Der Begriff Holzblasinstrument wird umgangssprachlich für Instrumente verwendet, bei denen die Tonerzeugung über eine Schwingung der Luftsäule mittels Luftblatt oder Rohrblatt erzeugt wird. Die Luftsäule wird durch das Hineinblasen in das Instrument erzeugt. Daher kommt auch der volkstümliche Ausdruck des Blasinstrumentes. Vor allem der Begriff Holzblasinstrument ist hier oft extrem irreführend. Die landläufige Meinung besteht darauf, dass Holzblasinstrumente auch Holz gefertigt sein müssen. Die die ersten noch erhaltenen Flöten der Menschheit bestanden beispielsweise aus Knochen. Viele der heutigen „Holzblasinstrumente“ werden beispielsweise aus Kunststoff oder Metall hergestellt. Der Begriff Holzblasinstrument kann also bisweilen durchaus zu Verwirrung auf diesem Gebiet führen. Auf der anderen Seite gibt es wiederum Blechblasinstrumente, bei denen der entscheidende Bestandteil des Instrumentes, der Zink, aus Holz besteht. Man sieht also, dass sich eine genaue Abgrenzung der Holzblasinstrumente von den Blechblasinstrumenten durchaus schwierig gestaltet.
Allerdings lässt sich – zwar stark vereinfacht – durch eine Beschränkung auf die wesentlichen Merkmale, dennoch eine Charakterisierung der typischen Holzblasinstrumente erstellen. Diese typischen Holzblasinstrumente zeichnen sich vor allem dadurch aus, dass sie in der Regel vom Spieler direkt mit dem Mund geblasen werden. Die Tonhöhe hängt dabei von der Länge der Luftsäule im Inneren des Holzblasinstrumentes ab. Desto kürzer diese Luftsäule ist, desto höher wird der Ton, den sie erzeugt. Die Länge der Luftsäule kann vom Spieler künstlich variiert werden, indem die Luftlöcher mit den Fingern oder mit der Hilfe von Klappen verschlossen werden. So werden dann die unterschiedlichen Töne erzeugt. Zu diesen klassischen Holzblasinstrumenten zählen unter anderen Flöten, Klarinetten, Fagotte und Saxophone.

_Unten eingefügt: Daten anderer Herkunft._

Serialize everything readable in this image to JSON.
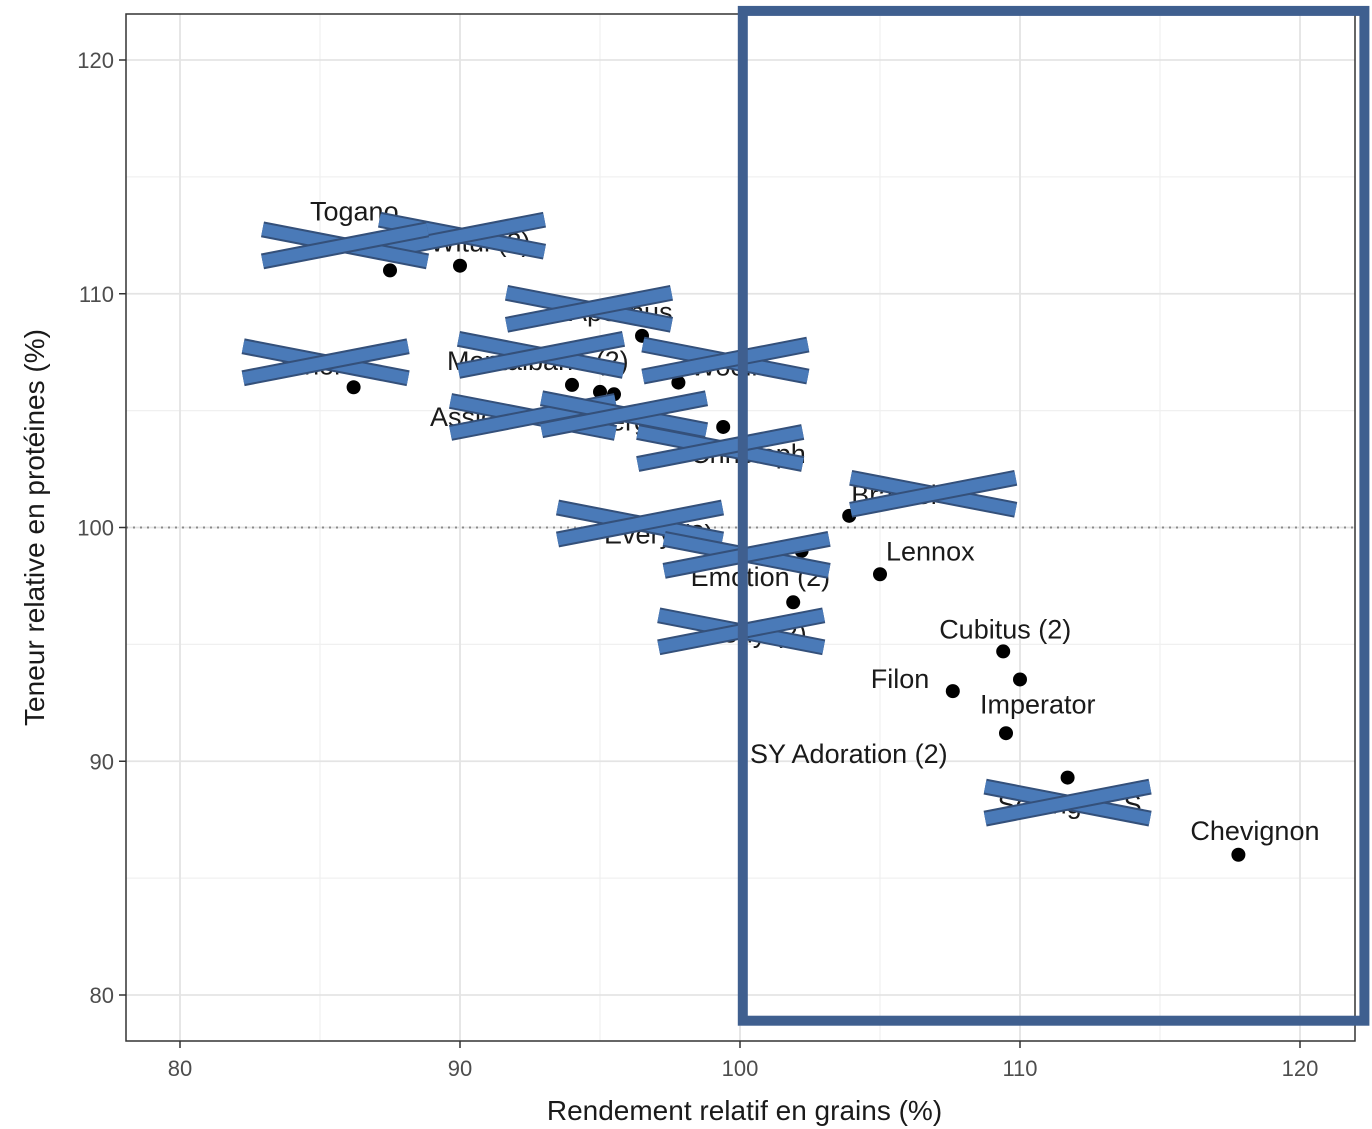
{
  "chart_data": {
    "type": "scatter",
    "xlabel": "Rendement relatif en grains (%)",
    "ylabel": "Teneur relative en protéines (%)",
    "xlim": [
      78,
      122
    ],
    "ylim": [
      78,
      122
    ],
    "x_ticks": [
      80,
      90,
      100,
      110,
      120
    ],
    "y_ticks": [
      80,
      90,
      100,
      110,
      120
    ],
    "reference_line_y": 100,
    "grid": true,
    "points": [
      {
        "label": "Witul (2)",
        "x": 90.0,
        "y": 111.2,
        "crossed": true
      },
      {
        "label": "Togano",
        "x": 87.5,
        "y": 111.0,
        "crossed": true
      },
      {
        "label": "Tenor",
        "x": 86.2,
        "y": 106.0,
        "crossed": true
      },
      {
        "label": "Apolinus",
        "x": 96.5,
        "y": 108.2,
        "crossed": true
      },
      {
        "label": "Montalbano (2)",
        "x": 94.0,
        "y": 106.1,
        "crossed": true
      },
      {
        "label": "Wooln",
        "x": 97.8,
        "y": 106.2,
        "crossed": true
      },
      {
        "label": "Assio",
        "x": 95.0,
        "y": 105.8,
        "crossed": true
      },
      {
        "label": "Berg",
        "x": 95.5,
        "y": 105.7,
        "crossed": true
      },
      {
        "label": "Christoph",
        "x": 99.4,
        "y": 104.3,
        "crossed": true
      },
      {
        "label": "Bramel",
        "x": 103.9,
        "y": 100.5,
        "crossed": true
      },
      {
        "label": "Every (2)",
        "x": 99.0,
        "y": 99.1,
        "crossed": true
      },
      {
        "label": "Emotion (2)",
        "x": 102.2,
        "y": 99.0,
        "crossed": true
      },
      {
        "label": "Lennox",
        "x": 105.0,
        "y": 98.0,
        "crossed": false
      },
      {
        "label": "Ceny (2)",
        "x": 101.9,
        "y": 96.8,
        "crossed": true
      },
      {
        "label": "Cubitus (2)",
        "x": 109.4,
        "y": 94.7,
        "crossed": false
      },
      {
        "label": "Filon",
        "x": 107.6,
        "y": 93.0,
        "crossed": false
      },
      {
        "label": "Imperator",
        "x": 110.0,
        "y": 93.5,
        "crossed": false
      },
      {
        "label": "SY Adoration (2)",
        "x": 109.5,
        "y": 91.2,
        "crossed": false
      },
      {
        "label": "Solange CS",
        "x": 111.7,
        "y": 89.3,
        "crossed": true
      },
      {
        "label": "Chevignon",
        "x": 117.8,
        "y": 86.0,
        "crossed": false
      }
    ],
    "highlight_box": {
      "x_from": 100.1,
      "x_to": 122.3,
      "y_from": 78.9,
      "y_to": 122.1,
      "color": "#3f5f8f"
    }
  }
}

Die Definition der Holzblasinstrumente kann allerdings dahingehend gehend erweitert werden, dass man unter die Kategorie Holzblasinstrumente all jene Instrumente fasst, die nur jeweils eine bestimmte Tonhöhe erzeugen können, da sie nicht über Luftlöcher oder Klappen zur Regulierung der Tonhöhe verfügen. Solche Instrumente sind beispielsweise die Panflöte und die Trillerpfeife, wobei es sich ja bei der Panflöte streng genommen nicht um das ganze Instrument handelt, sondern die einzelnen Pfeifen jeweils als einzelne Luftsäulen fungieren. Zu dieser Art der Holzblasinstrumente gehört beispielsweise auch die Orgel, bei der die Tonerzeugung über viele einzelne Orgelpfeifen erfolgt. Konkret handelt es sich hierbei um die Labialpfeifen einer Orgel.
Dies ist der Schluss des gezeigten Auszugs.